I do not take exception to Federation Square, and this is despite some good effort. It’s a proud Melbourne custom to stay angry at the city’s largest acts of architecture and we would hardly know ourselves if we failed to resent, say, Crown Casino together. But, there’s something about that square that deadens this tradition. You enter the place just once and you think, “Yeah. That’ll do.” We suffer a paralysis of rage.
If you’re from out of town and planning a date with belligerent Victorian relatives, take note: this place will soothe the passions of most, although not that alt-right Blair chap whose passions might only be soothed by the sight and sound of shiny boots. Otherwise, it’s a good place for a potentially bad meeting. Not a good place for a potentially good one though. I do not recommend this venue to those seeking spirited exchange.

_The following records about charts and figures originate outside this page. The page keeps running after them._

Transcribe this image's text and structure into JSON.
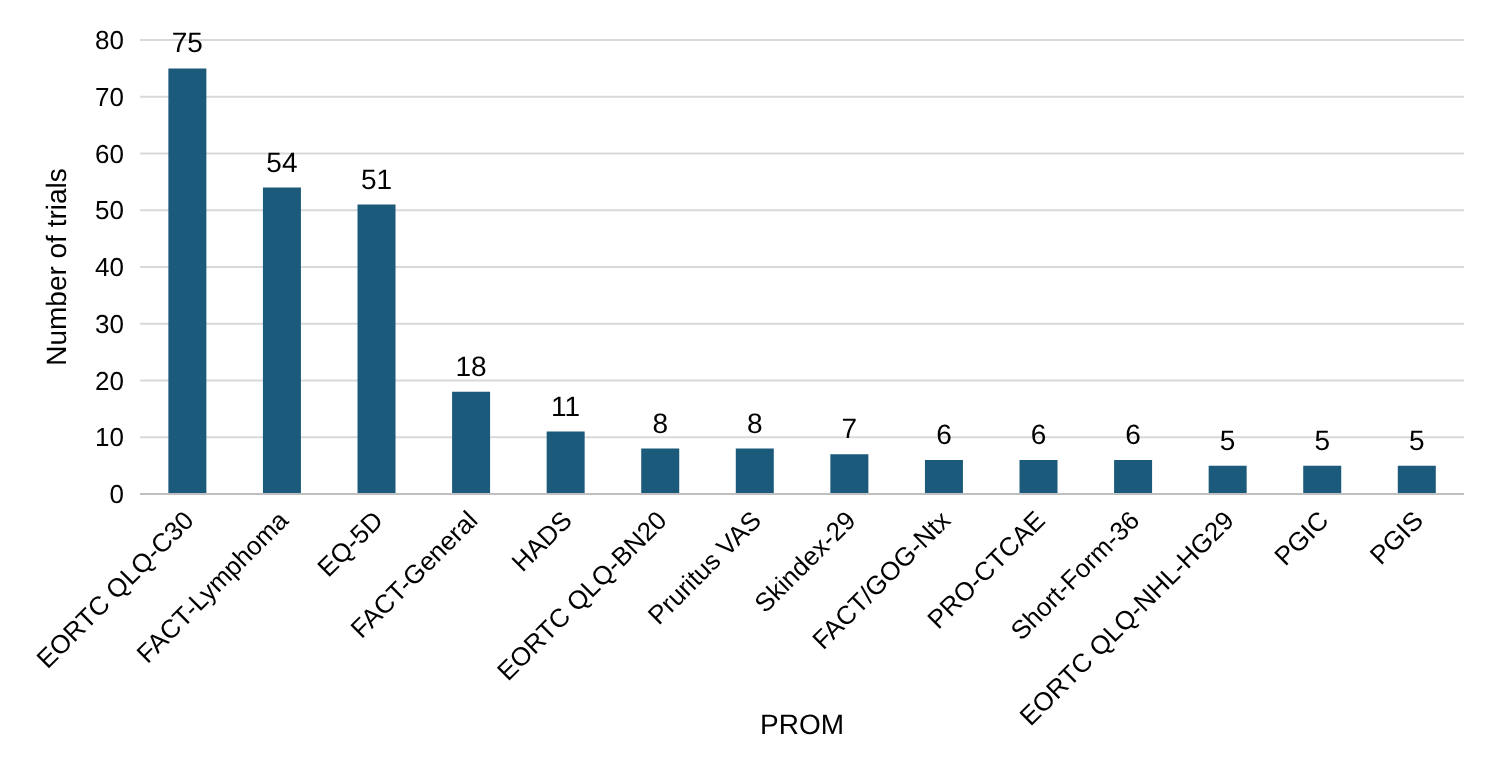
{
  "chart_data": {
    "type": "bar",
    "xlabel": "PROM",
    "ylabel": "Number of trials",
    "categories": [
      "EORTC QLQ-C30",
      "FACT-Lymphoma",
      "EQ-5D",
      "FACT-General",
      "HADS",
      "EORTC QLQ-BN20",
      "Pruritus VAS",
      "Skindex-29",
      "FACT/GOG-Ntx",
      "PRO-CTCAE",
      "Short-Form-36",
      "EORTC QLQ-NHL-HG29",
      "PGIC",
      "PGIS"
    ],
    "values": [
      75,
      54,
      51,
      18,
      11,
      8,
      8,
      7,
      6,
      6,
      6,
      5,
      5,
      5
    ],
    "color": "#1b5a7a",
    "ylim": [
      0,
      80
    ],
    "yticks": [
      0,
      10,
      20,
      30,
      40,
      50,
      60,
      70,
      80
    ],
    "grid": "y",
    "data_labels": true
  }
}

On Wednesday night I attended an informal union meeting at a Fed Square joint. This bar, like all the other bars, cafes and cultural institutions in the precinct, had taken on the peculiar non-atmosphere of the concrete territory outside. I am quite sure that my union had not selected this anodyne part of the city to calm its members or persuade them not to agitate—all unions are currently up to the business of Change the Rules, the ACTU’s largest campaign in a decade and one whose success depends on ordinary members becoming extraordinarily cross. I am also quite sure that my union, like all unions, has little real memory of how to provoke real anger.
That our unions are unpopular and have lost the knack of supporting much but ALP campaigns is hardly news. On the day after Gough Whitlam’s dismissal, ACTU boss Bob Hawke addressed a crowd of workers who had walked off the job and told them all not to strike, but save a day’s pay instead to give to the ALP. To “maintain the rage” as a trade union member has been, long before Keating, to support the party. It’s not true rage, but the sort you might feel compromised when dining or drinking at Federation Square.
Change the Rules is a document that is largely addressed to those in insecure work. This is a difficult thing for those outside of the salariat to trust, or even understand, from organisations who have not addressed the rise of greater job insecurity in most industries.
“No, you all have the arancini, I’m fine” joked a nice young bloke with gauged ears. This communications worker had just been granted a twelve-month guarantee of work, which was eleven months longer than anyone else at our table. He said that he was feeling so well-to-do, he could afford to buy a dinner rather than compile a dinner from the snacks.
It was a strangely apt place to be at a very strange moment in Australian industrial history. In their efforts to align with authority, unions have lost all authority in the workplace. To wrest back their authority, they must address that fact. And the fact that that they haven’t addressed the growing cohort of contract and casual workers, whose lack of rights they now recognise, as though it were a surprise that workers lose rights if nobody fights for them.
The rage maintained by workers has not be expressed or noticed much by ACTU officials, who prefer to maintain their rage for people who don’t vote Labor. There hasn’t been an organisation for workers to put their rage. Instead, we grumble at buildings, and other things beyond our control.
In Melbourne, we yell at buildings out of habit, but also to maintain the rage. To be angry at a city for its failure to meet the needs of its people is to believe, still, that you own a bit of it.
We no longer yell at Federation Square; or, at least, we don’t yell when we are inside it. You take your belligerent relatives to Federation Square, but you don’t take any rage you’d like to organise and maintain. Unless you feel like you own it, your rage will dissipate.
The ACTU is engaged in a tentative attempt to reignite a true rage that they’ve been manufacturing for years. I wonder if they’ll learn the difference. I wonder if any worker will recognise the kind of real anger that exists outside Fed Square.